If TLS 1.3 will fail, I doubt QUIC will make it through. I'm no fortune 100 sysadmin but if I were that worried about network traffic, I wouldn't allow some unknown UDP protocol to go out unnoticed.
I don't know where these middleboxes are but this doesn't seem that important until people report having issues. It's been five years since TLS 1.3 was introduced and even longer since the survey that led to the compatibility mode was conducted, many companies with bad middleboxes will probably have had to upgrade them by now.
It's not a problem of being paranoid about TLS. It's a problem with well intended middleboxes which worked at the time, but now do harm instead. It's easy to say that people should of updated by know. But that's hard to force when nobody fully knows what will break ( ipv4 to ipv6 for example).
QUIC works better becuase UDP haven't gotten the same treatment as TCP and TLS. It brings with it other problems . One problem for example being NAT's sometimes poor handling of long lasting UDP connections. But QUIC has functionality to handle that.
> I wouldn't allow some unknown UDP protocol to go out unnoticed
A bit of a compromise has been made in this regard by using something called a spin bit.
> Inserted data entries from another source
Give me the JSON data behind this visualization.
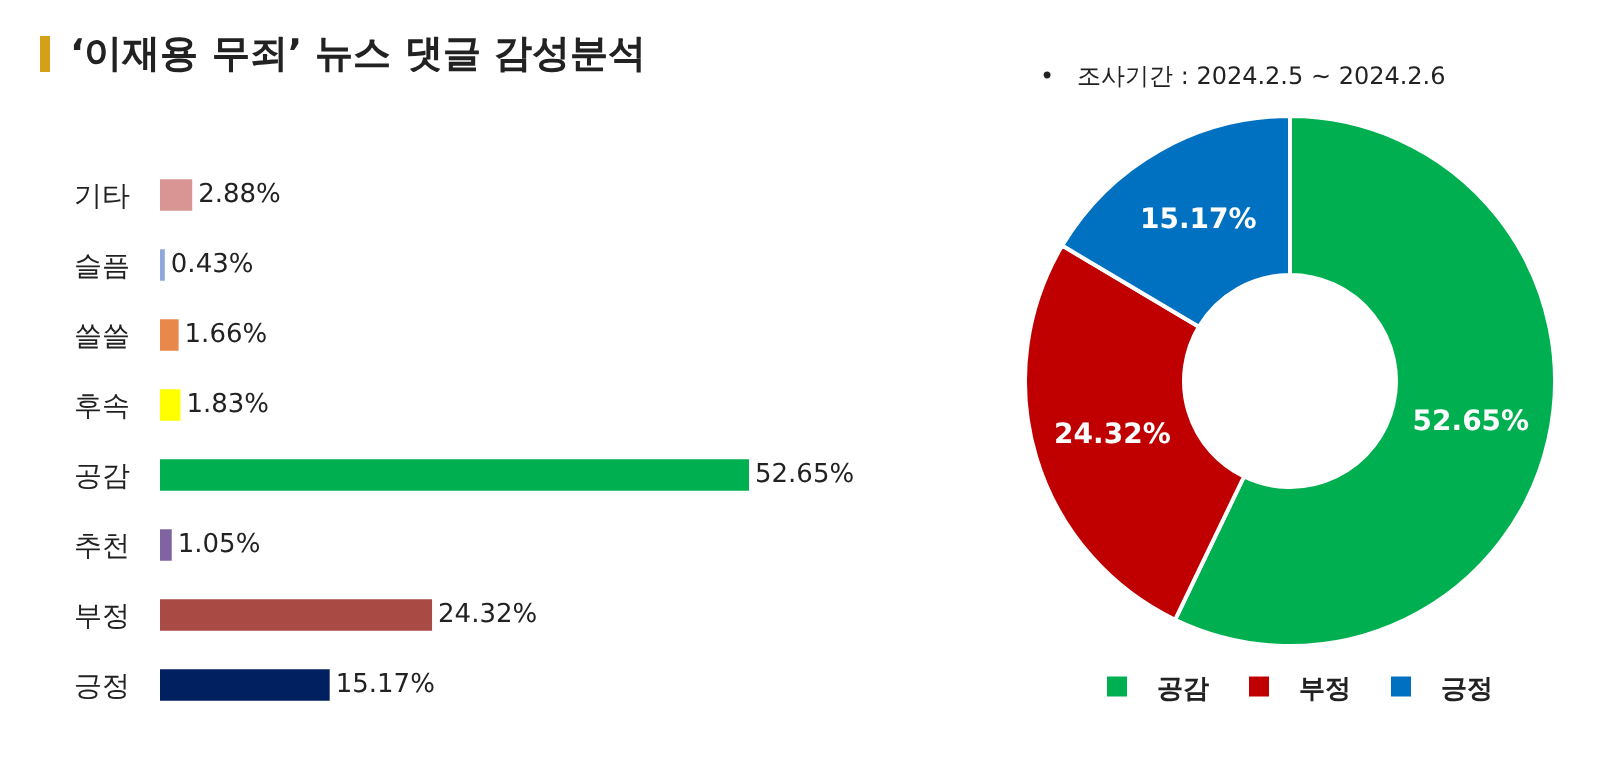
{
  "chart_data": [
    {
      "type": "bar",
      "title": "‘이재용 무죄’ 뉴스 댓글 감성분석",
      "orientation": "horizontal",
      "categories": [
        "기타",
        "슬픔",
        "쓸쓸",
        "후속",
        "공감",
        "추천",
        "부정",
        "긍정"
      ],
      "values": [
        2.88,
        0.43,
        1.66,
        1.83,
        52.65,
        1.05,
        24.32,
        15.17
      ],
      "colors": [
        "#d99594",
        "#8ea9db",
        "#e8884a",
        "#ffff00",
        "#00b050",
        "#8064a2",
        "#a94a45",
        "#002060"
      ],
      "value_labels": [
        "2.88%",
        "0.43%",
        "1.66%",
        "1.83%",
        "52.65%",
        "1.05%",
        "24.32%",
        "15.17%"
      ],
      "legend": false
    },
    {
      "type": "donut",
      "subtitle": "•   조사기간 : 2024.2.5 ~ 2024.2.6",
      "categories": [
        "공감",
        "부정",
        "긍정"
      ],
      "values": [
        52.65,
        24.32,
        15.17
      ],
      "colors": [
        "#00b050",
        "#c00000",
        "#0070c0"
      ],
      "value_labels": [
        "52.65%",
        "24.32%",
        "15.17%"
      ],
      "legend": "bottom"
    }
  ]
}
I've been on several networks that blocked all outgoing UDP traffic because "it's for file sharing and we don't allow that". It's just as easy to say UDP somehow gets special treatment in an environment where protocol parsing DPI is the norm. I've even used infuriating networks that explicitly sabotaged QUIC because their middlebox couldn't parse it, whereas standard TLS 1.3 worked just fine.
The problematic middleboxes are the ones that don't forward packets they can't parse. If they would correctly identified traffic as "TLS but too recent to parse" and let the packets flow through, we wouldn't have this problem. For that reason I strongly doubt that anywhere these boxes are employed UDP traffic somehow goes by unnoticed, because there's layer 3 filtering going on wherever these boxes fail.
>I've been on several networks that blocked all outgoing UDP traffic because "it's for file sharing and we don't allow that".
I think we're thinkig about different things when it comes to middleboxes. It's not about networking rules on LAN. More about middleboxed that do queue management traffic prioriyy etc on MAN and WAN levels. If a network administrator wants to block something then so be it.
>For that reason I strongly doubt that anywhere these boxes are employed UDP traffic somehow goes by unnoticed
UDP doesn't go by unnoticed in these cases, but is more or less ignored in a way that TCP is not. UDP can't be blocked on WAN and MAN level as it's was widely used before middleboxes became a thing. New protocols however can't be introduced. Hence the QUIC solution. If you're interested in it more then MPTCP is also an interesting example of this
Middleboxes that merely apply traffic shaping don't need to parse TLS headers, though. For optimising HTTPS flows, tcp/443 is good enough.
UDP often gets special treatment in that it gets dropped more often when the unlink becomes saturated. After all, UDP has no delivery guarantee so dropping the packets is less likely to cause retransmissions and other noise. DNS traffic may be excluded from this treatment, but I'd expect such shapers to also implement a transparent caching DNS proxy for performance improvements.
lol, this page did not work at all for me, and the only addon I have on firefox is ublock origin, which I disabled to no avail. Did anyone else find a workaround?
Well, the equivalent for plain HTTP is very short. Client sends the GET request, shown near the end, and server sends back the payload, same as you see decrypted.
Just thinking that all these bytes and everything that's happening have 6 more layers below all the way to physical electrical/electromagnetic flow, all routed potentially through many different ISP backbones and possibly international routes, all happening in roughly less than 1/10 of a second is even more fascinating.